Chapter 3. OpenGL's Moving Triangle

Table of Contents

Moving the Vertices
A Better Way
More Power to the Shaders
Multiple Shaders
On Vertex Shader Performance
In Review
Glossary

This tutorial is about how to move objects around. It will introduce new shader techniques.

Moving the Vertices

The simplest way one might think to move a triangle or other object around is to simply modify the vertex position data directly. From previous tutorials, we learned that the vertex data is stored in a buffer object. So the task is to modify the vertex data in the buffer object. This is what cpuPositionOffset.cpp does.

The modifications are done in two steps. The first step is to generate the X, Y offset that will be applied to each position. The second is to apply that offset to each vertex position. The generation of the offset is done with the ComputePositionOffset function:

Example 3.1. Computation of Position Offsets

void ComputePositionOffsets(float &fXOffset, float &fYOffset)
{
    const float fLoopDuration = 5.0f;
    const float fScale = 3.14159f * 2.0f / fLoopDuration;
    
    float fElapsedTime = glutGet(GLUT_ELAPSED_TIME) / 1000.0f;
    
    float fCurrTimeThroughLoop = fmodf(fElapsedTime, fLoopDuration);
    
    fXOffset = cosf(fCurrTimeThroughLoop * fScale) * 0.5f;
    fYOffset = sinf(fCurrTimeThroughLoop * fScale) * 0.5f;
}

This function computes offsets in a loop. The offsets produce circular motion, and the offsets will reach the beginning of the circle every 5 seconds (controlled by fLoopDuration). The function glutGet(GLUT_ELAPSED_TIME) retrieves the integer time in milliseconds since the application started. The fmodf function computes the floating-point modulus of the time. In lay terms, it takes the first parameter and returns the remainder of the division between that and the second parameter. Thus, it returns a value on the range [0, fLoopDuration), which is what we need to create a periodically repeating pattern.

The cosf and sinf functions compute the cosine and sine respectively.
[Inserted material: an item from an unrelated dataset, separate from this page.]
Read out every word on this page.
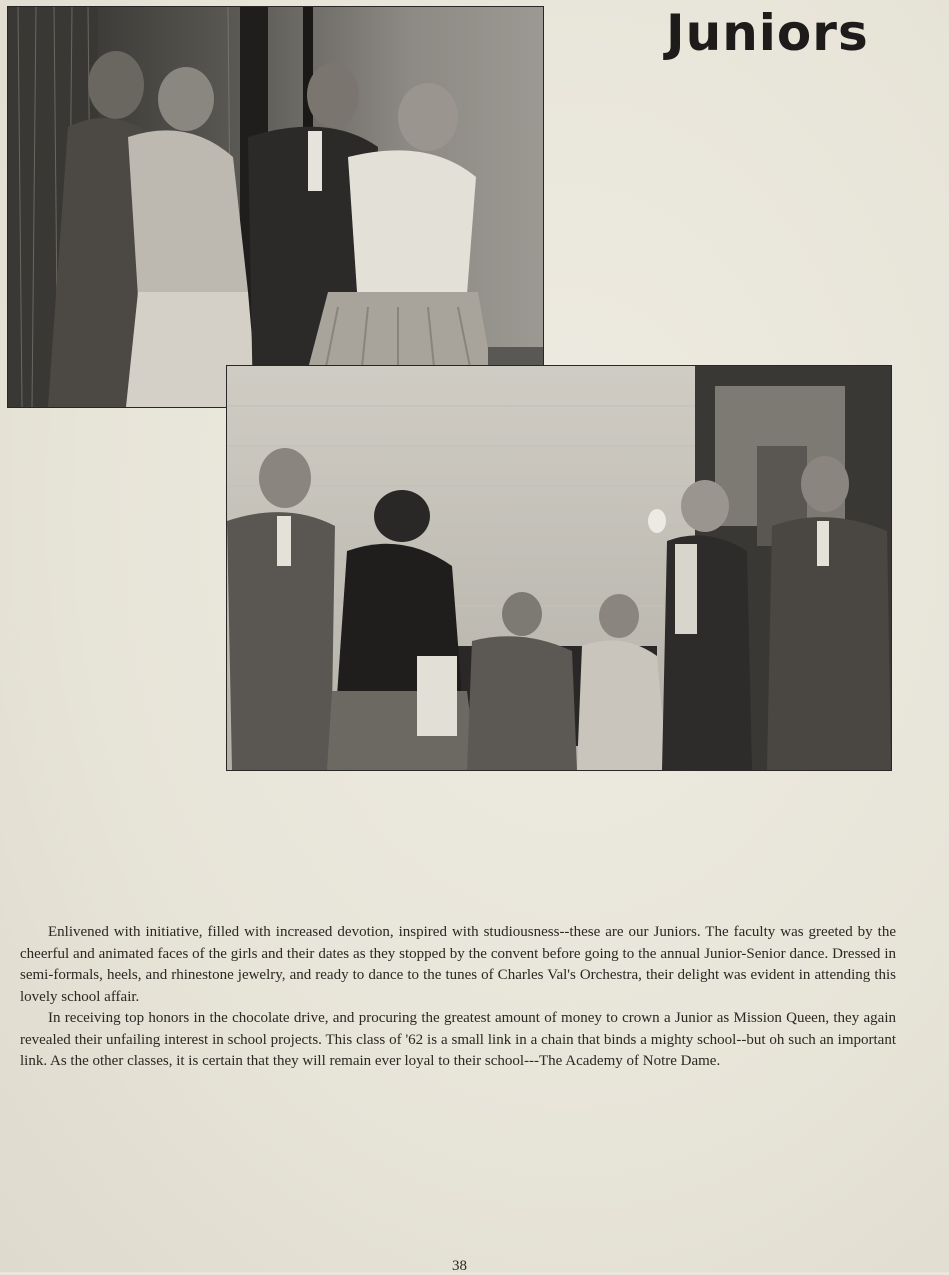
Juniors

Enlivened with initiative, filled with increased devotion, inspired with studiousness--these are our Juniors. The faculty was greeted by the cheerful and animated faces of the girls and their dates as they stopped by the convent before going to the annual Junior-Senior dance. Dressed in semi-formals, heels, and rhinestone jewelry, and ready to dance to the tunes of Charles Val's Orchestra, their delight was evident in attending this lovely school affair.

In receiving top honors in the chocolate drive, and procuring the greatest amount of money to crown a Junior as Mission Queen, they again revealed their unfailing interest in school projects. This class of '62 is a small link in a chain that binds a mighty school--but oh such an important link. As the other classes, it is certain that they will remain ever loyal to their school---The Academy of Notre Dame.

38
It is not important to know exactly how these functions work, but they effectively compute a circle of diameter 2. By multiplying by 0.5f, it shrinks the circle down to a circle with a diameter of 1.

Once the offsets are computed, the offsets have to be added to the vertex data. This is done with the AdjustVertexData function:

Example 3.2. Adjusting the Vertex Data

void AdjustVertexData(float fXOffset, float fYOffset)
{
    std::vector<float> fNewData(ARRAY_COUNT(vertexPositions));
    memcpy(&fNewData[0], vertexPositions, sizeof(vertexPositions));
    
    for(int iVertex = 0; iVertex < ARRAY_COUNT(vertexPositions); iVertex += 4)
    {
        fNewData[iVertex] += fXOffset;
        fNewData[iVertex + 1] += fYOffset;
    }
    
    glBindBuffer(GL_ARRAY_BUFFER, positionBufferObject);
    glBufferSubData(GL_ARRAY_BUFFER, 0, sizeof(vertexPositions), &fNewData[0]);
    glBindBuffer(GL_ARRAY_BUFFER, 0);
}

This function works by copying the vertex data into a std::vector, then applying the offset to the X and Y coordinates of each vertex. The last three lines are the OpenGL-relevant parts.
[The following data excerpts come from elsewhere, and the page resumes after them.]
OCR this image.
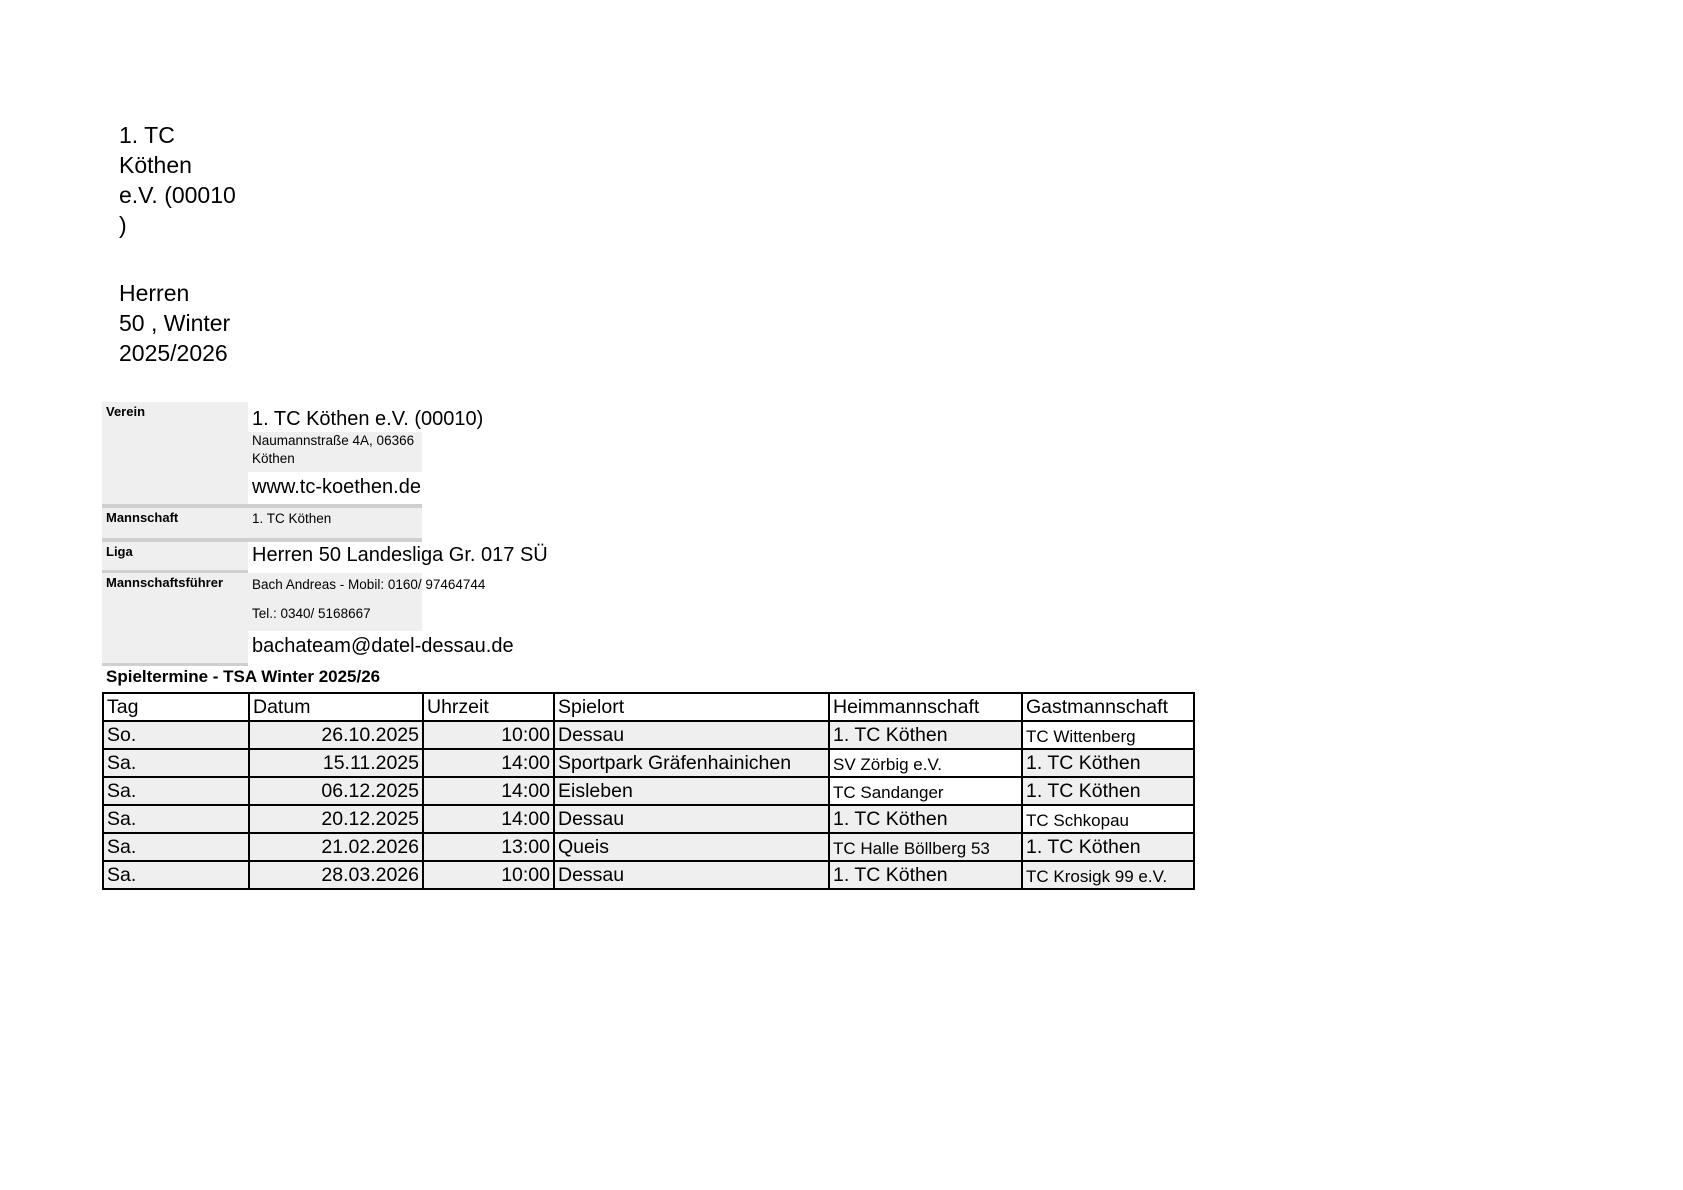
1. TC
Köthen
e.V. (00010
)
Herren
50 , Winter
2025/2026
Verein	1. TC Köthen e.V. (00010)
Naumannstraße 4A, 06366
Köthen
www.tc-koethen.de
Mannschaft	1. TC Köthen
Liga	Herren 50 Landesliga Gr. 017 SÜ
Mannschaftsführer	Bach Andreas - Mobil: 0160/ 97464744
Tel.: 0340/ 5168667
bachateam@datel-dessau.de
Spieltermine - TSA Winter 2025/26
Tag	Datum	Uhrzeit	Spielort	Heimmannschaft	Gastmannschaft
So.	26.10.2025	10:00	Dessau	1. TC Köthen	TC Wittenberg
Sa.	15.11.2025	14:00	Sportpark Gräfenhainichen	SV Zörbig e.V.	1. TC Köthen
Sa.	06.12.2025	14:00	Eisleben	TC Sandanger	1. TC Köthen
Sa.	20.12.2025	14:00	Dessau	1. TC Köthen	TC Schkopau
Sa.	21.02.2026	13:00	Queis	TC Halle Böllberg 53	1. TC Köthen
Sa.	28.03.2026	10:00	Dessau	1. TC Köthen	TC Krosigk 99 e.V.
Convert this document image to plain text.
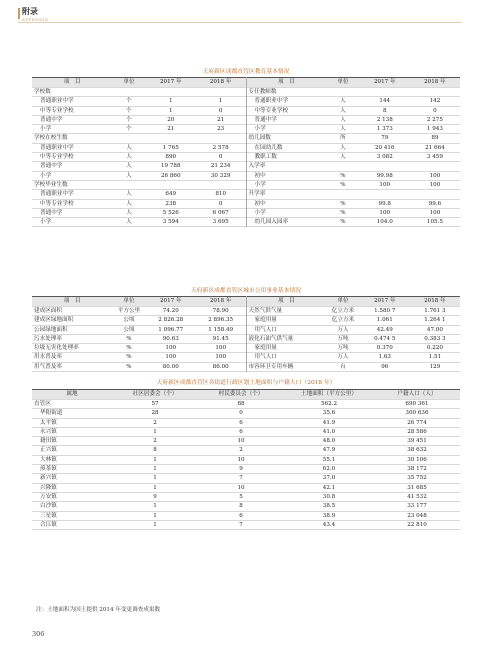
附录
APPENDIX
天府新区成都直管区教育基本情况
项　目	单位	2017 年	2018 年	项　目	单位	2017 年	2018 年
学校数				专任教师数			
普通职业中学	个	1	1	普通职业中学	人	144	142
中等专业学校	个	1	0	中等专业学校	人	8	0
普通中学	个	20	21	普通中学	人	2 138	2 275
小学	个	21	23	小学	人	1 373	1 943
学校在校生数				幼儿园数	所	79	89
普通职业中学	人	1 765	2 578	在园幼儿数	人	20 416	21 664
中等专业学校	人	890	0	教职工数	人	3 082	3 459
普通中学	人	19 788	21 234	入学率			
小学	人	26 860	30 329	初中	%	99.98	100
学校毕业生数				小学	%	100	100
普通职业中学	人	649	810	升学率			
中等专业学校	人	238	0	初中	%	99.8	99.6
普通中学	人	5 526	6 067	小学	%	100	100
小学	人	3 594	3 695	幼儿园入园率	%	104.0	105.5
天府新区成都直管区城市公用事业基本情况
项　目	单位	2017 年	2018 年	项　目	单位	2017 年	2018 年
建成区面积	平方公里	74.20	78.90	天然气供气量	亿立方米	1.580 7	1.761 3
建成区绿地面积	公顷	2 826.28	2 896.35	家庭用量	亿立方米	1.061	1.264 1
公园绿地面积	公顷	1 096.77	1 158.49	用气人口	万人	42.49	47.00
污水处理率	%	90.63	91.45	液化石油气供气量	万吨	0.474 5	0.383 3
垃圾无害化处理率	%	100	100	家庭用量	万吨	0.370	0.220
用水普及率	%	100	100	用气人口	万人	1.63	1.51
用气普及率	%	80.00	86.00	市容环卫专用车辆	台	96	129
天府新区成都直管区各街道行政区划土地面积与户籍人口（2018 年）
属地	社区居委会（个）	村民委员会（个）	土地面积（平方公里）	户籍人口（人）
直管区	57	88	562.2	690 361
华阳街道	28	0	35.6	300 636
太平镇	2	6	41.9	26 774
永兴镇	1	6	41.0	28 586
籍田镇	2	10	48.0	39 451
正兴镇	8	2	47.9	38 632
大林镇	1	10	55.1	30 106
煎茶镇	1	9	62.0	38 172
新兴镇	1	7	37.0	35 752
兴隆镇	1	10	42.1	31 685
万安镇	9	5	30.8	41 532
白沙镇	1	8	38.5	33 177
三星镇	1	6	38.9	23 048
合江镇	1	7	43.4	22 810
注：土地面积为国土提供 2014 年变更调查成果数
306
First, the buffer objects containing the positions is bound to the context. Then the new function glBufferSubData is called to transfer this data to the buffer object.

The difference between glBufferData and glBufferSubData is that the SubData function does not allocate memory. glBufferData specifically allocates memory of a certain size; glBufferSubData only transfers data to the already existing memory. Calling glBufferData on a buffer object that has already been allocated tells OpenGL to reallocate this memory, throwing away the previous data and allocating a fresh block of memory. Whereas calling glBufferSubData on a buffer object that has not yet had memory allocated by glBufferData is an error.
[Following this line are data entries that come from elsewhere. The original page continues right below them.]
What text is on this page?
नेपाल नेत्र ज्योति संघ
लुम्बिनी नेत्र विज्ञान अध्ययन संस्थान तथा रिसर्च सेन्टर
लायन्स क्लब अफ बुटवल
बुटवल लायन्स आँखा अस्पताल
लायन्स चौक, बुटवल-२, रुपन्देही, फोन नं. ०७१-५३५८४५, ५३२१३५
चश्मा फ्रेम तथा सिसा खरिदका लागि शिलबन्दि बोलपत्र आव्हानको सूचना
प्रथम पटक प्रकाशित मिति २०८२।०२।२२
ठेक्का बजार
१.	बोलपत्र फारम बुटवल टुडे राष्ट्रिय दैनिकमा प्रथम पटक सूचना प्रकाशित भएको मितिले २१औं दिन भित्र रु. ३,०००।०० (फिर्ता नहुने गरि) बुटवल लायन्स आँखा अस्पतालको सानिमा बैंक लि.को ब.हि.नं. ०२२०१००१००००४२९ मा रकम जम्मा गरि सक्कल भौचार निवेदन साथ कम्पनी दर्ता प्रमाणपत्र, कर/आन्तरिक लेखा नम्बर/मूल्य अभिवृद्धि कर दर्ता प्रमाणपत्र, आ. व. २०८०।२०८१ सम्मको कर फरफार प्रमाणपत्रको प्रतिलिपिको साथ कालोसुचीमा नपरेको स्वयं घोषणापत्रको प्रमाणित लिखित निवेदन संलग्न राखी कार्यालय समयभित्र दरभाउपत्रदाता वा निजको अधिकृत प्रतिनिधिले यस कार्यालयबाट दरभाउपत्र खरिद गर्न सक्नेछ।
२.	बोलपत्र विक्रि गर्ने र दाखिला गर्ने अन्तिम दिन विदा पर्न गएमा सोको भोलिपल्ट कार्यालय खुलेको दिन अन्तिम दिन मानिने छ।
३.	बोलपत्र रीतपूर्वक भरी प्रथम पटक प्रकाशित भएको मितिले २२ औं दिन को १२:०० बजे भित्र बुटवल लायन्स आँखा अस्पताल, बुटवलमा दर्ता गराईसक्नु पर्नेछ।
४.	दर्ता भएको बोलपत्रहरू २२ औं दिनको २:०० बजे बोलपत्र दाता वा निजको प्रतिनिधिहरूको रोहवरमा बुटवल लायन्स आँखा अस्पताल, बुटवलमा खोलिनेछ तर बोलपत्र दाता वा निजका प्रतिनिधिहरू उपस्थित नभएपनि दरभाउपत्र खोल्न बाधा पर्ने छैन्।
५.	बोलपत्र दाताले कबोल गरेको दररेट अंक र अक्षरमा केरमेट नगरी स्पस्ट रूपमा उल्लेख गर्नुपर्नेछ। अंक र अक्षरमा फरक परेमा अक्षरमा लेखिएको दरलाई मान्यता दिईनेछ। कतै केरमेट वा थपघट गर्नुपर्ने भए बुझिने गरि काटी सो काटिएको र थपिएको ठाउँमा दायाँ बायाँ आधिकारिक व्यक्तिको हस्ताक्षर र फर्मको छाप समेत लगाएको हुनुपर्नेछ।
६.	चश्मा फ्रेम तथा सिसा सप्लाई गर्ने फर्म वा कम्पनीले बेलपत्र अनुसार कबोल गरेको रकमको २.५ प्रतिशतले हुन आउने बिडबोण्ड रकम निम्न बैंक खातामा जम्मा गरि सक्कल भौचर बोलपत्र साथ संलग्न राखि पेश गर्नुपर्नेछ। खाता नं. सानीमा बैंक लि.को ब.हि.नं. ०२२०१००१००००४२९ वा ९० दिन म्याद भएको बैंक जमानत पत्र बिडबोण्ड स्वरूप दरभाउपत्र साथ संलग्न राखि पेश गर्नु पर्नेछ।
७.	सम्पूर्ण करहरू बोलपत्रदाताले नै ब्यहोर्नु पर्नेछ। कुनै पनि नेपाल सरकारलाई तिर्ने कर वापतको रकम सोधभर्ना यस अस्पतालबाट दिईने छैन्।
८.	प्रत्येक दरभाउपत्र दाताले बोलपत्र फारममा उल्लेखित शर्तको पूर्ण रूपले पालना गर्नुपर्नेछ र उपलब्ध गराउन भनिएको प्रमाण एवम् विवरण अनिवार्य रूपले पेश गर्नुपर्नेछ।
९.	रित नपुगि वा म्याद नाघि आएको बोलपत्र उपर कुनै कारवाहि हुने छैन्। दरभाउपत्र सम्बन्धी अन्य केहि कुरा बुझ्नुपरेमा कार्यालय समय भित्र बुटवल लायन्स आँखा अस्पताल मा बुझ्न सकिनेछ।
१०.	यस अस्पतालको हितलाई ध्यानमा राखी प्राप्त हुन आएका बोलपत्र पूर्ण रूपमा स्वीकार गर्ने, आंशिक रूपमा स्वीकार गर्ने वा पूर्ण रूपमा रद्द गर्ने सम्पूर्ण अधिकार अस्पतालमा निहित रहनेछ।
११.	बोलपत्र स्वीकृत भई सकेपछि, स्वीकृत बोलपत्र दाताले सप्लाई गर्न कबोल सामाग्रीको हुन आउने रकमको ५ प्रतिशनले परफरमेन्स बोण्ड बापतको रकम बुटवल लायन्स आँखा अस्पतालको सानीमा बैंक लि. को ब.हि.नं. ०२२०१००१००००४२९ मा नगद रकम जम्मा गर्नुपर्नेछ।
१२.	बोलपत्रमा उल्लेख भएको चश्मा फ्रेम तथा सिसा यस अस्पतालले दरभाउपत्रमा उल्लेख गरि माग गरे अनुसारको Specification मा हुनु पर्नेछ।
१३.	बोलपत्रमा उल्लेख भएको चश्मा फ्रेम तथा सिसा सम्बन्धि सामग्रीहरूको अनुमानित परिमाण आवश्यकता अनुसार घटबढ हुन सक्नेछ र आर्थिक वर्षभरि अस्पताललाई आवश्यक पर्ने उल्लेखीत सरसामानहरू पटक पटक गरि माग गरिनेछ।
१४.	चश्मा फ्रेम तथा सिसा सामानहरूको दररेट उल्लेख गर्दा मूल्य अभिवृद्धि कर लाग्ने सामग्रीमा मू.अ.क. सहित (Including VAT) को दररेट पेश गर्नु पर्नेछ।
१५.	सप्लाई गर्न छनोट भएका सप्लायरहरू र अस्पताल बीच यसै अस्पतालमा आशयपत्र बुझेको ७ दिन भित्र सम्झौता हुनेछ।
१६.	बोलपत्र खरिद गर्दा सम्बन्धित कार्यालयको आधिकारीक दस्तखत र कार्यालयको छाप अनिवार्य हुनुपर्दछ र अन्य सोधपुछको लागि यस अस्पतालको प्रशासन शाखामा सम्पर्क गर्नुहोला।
Think of glBufferData as a combination of malloc and memcpy, while glBufferSubData is just memcpy.

The glBufferSubData function can update only a portion of the buffer object's memory. The second parameter to the function is the byte offset into the buffer object to begin copying to, and the third parameter is the number of bytes to copy. The fourth parameter is our array of bytes to be copied into that location of the buffer object.

The last line of the function is simply unbinding the buffer object. It is not strictly necessary, but it is good form to clean up binds after making them.

Buffer Object Usage Hints. Every time we draw something, we are changing the buffer object's data. OpenGL has a way to tell it that you will be doing something like this, and it is the purpose of the last parameter of glBufferData. This tutorial changed the allocation of the buffer object slightly, replacing:

glBufferData(GL_ARRAY_BUFFER, sizeof(vertexPositions), vertexPositions, GL_STATIC_DRAW);

with this:

glBufferData(GL_ARRAY_BUFFER, sizeof(vertexPositions), vertexPositions, GL_STREAM_DRAW);

GL_STATIC_DRAW tells OpenGL that you intend to only set the data in this buffer object once. GL_STREAM_DRAW tells OpenGL that you intend to set this data constantly, generally once per frame. These parameters do not mean anything with regard to the API; they are simply hints to the OpenGL implementation. Proper use of these hints can be crucial for getting good buffer object performance when making frequent changes. We will see more of these hints later.

The rendering function now has become this:

Example 3.3. Updating and Drawing the Vertex Data

void display()
{
    float fXOffset = 0.0f, fYOffset = 0.0f;
    ComputePositionOffsets(fXOffset, fYOffset);
    AdjustVertexData(fXOffset, fYOffset);
    
    glClearColor(0.0f, 0.0f, 0.0f, 0.0f);
    glClear(GL_COLOR_BUFFER_BIT);
    
    glUseProgram(theProgram);
    
    glBindBuffer(GL_ARRAY_BUFFER, positionBufferObject);
    glEnableVertexAttribArray(0);
    glVertexAttribPointer(0, 4, GL_FLOAT, GL_FALSE, 0, 0);
    
    glDrawArrays(GL_TRIANGLES, 0, 3);
    
    glDisableVertexAttribArray(0);
    glUseProgram(0);
    
    glutSwapBuffers();
    glutPostRedisplay();
}

The first three lines get the offset and set the vertex data. Everything but the last line is unchanged from the first tutorial. The last line of the function is there to tell FreeGLUT to constantly call display. Ordinarily, display would only be called when the window's size changes or when the window is uncovered. glutPostRedisplay causes FreeGLUT to call display again. Not immediately, but reasonably fast.

If you run the tutorial, you will see a smaller triangle (the size was reduced in this tutorial) that slides around in a circle.